Embracing Functional Agricultural Biodiversity to Tap into Nature's Services

 

Knowing that bringing natural diversity to a farm can help boost production and benefit the bottom line is just the beginning. The next level is knowing which plants to incorporate, insects to encourage and habitat to install.

Displays at the functional ag biodiversity conferenceReaching that next level – teaching farmers specific tactics for bringing functional agricultural biodiversity to their farms – was the goal of a one-day conference organized by the Functional Agricultural Biodiversity Work Group in March.

The day’s program was drawn directly from a survey sent to growers and conservationists across Oregon, Washington, California and Idaho who have been involved with the work group, said Gwendolyn Ellen from the Farmscaping for Beneficials Program at Oregon State University.

"They wanted to know the specifics about habitat installation on farms and what native plants might work in their specific agricultural ecosystem,” she said, “And they want to know if what they’re doing works.”

Laurie Mooney was one of the growers who attended. Mooney is a landscape designer for Pacific Foods Company, which has 20 different organic farm sites around Oregon. A key role of her job is ensure that each site has something blooming all the time.

“Those year-round blooms are helping our pollinators which in turn are helping our crops and helping our animals and keeping the agro-ecosystem on every site we have healthy,” she said.

For Mooney, one takeaway from the conference was using landscape cardboard in preparation for planting a hedgerow of native plants.

“A lot of times hedgerows may look great the first year but it’s not sustaining itself because weeds might take over,” she said. “I’m definitely planning on trying laying cardboard and putting mulch over it. I’m planning on doing that in May, letting it sit through the summer and doing my hedgerow planting in the fall and winter.”
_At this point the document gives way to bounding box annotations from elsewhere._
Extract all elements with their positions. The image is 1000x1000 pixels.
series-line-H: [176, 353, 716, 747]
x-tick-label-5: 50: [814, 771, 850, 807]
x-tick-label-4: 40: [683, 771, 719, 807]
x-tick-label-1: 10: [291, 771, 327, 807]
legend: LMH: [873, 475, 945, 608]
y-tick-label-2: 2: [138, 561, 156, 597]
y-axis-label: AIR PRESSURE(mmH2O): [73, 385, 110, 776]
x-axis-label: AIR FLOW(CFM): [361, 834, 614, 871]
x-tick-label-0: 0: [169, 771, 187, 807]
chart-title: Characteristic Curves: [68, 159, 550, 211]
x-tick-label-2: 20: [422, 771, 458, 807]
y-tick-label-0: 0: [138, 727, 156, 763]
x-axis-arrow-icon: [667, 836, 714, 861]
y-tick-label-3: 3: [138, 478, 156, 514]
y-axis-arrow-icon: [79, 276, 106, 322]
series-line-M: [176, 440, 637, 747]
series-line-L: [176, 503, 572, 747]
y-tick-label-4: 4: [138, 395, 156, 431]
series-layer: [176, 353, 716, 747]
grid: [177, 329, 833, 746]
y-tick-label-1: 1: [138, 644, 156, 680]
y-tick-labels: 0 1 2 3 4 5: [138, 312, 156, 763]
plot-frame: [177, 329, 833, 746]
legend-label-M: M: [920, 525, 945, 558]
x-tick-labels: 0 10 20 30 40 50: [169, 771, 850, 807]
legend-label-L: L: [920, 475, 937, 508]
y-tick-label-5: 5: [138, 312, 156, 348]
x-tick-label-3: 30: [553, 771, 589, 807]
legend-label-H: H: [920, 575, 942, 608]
One of the ecosystem services on-farm biodiversity can provide is pest management, explained Mace Vaughn, the pollinator conservation program co-director at the Xerces Society and a speaker at the conference.

“When you grow a single species over a large number of acres, you’re going to have pests come in that do really well there,” he said. “So if we can create habitat that brings in predators or parasites that attack those crop pests that really helps, in all cropping systems.”

Speakers at the conference also focused on plant selection and the best time to plant hedgerows and other habitat and ways to encourage beneficial insects for pollination and pest management. A key concept throughout the day was appreciating the complexity of interactions going on in an agro-ecosystem, looking for ways to achieve multiple benefits from new habitat plants or conservation decisions.

Christmas-tree farmer Terry Muilenburg of Green Valley Farms of Oregon has been planting cover crops between his tree rows for 30 years to prevent soil erosion and attract beneficial insects.

“I want to do a better job of what I’ve been trying to do,” he said. “I want to know more about native plants. I’ve always planted grasses because they’re easy to manage, and every five rows or so I’ll plant something like white clover. But maybe there are some other things I could be doing, and that’s why I’m here.”

A number of guides and resources are available on the Xerces Society website at xerces.org.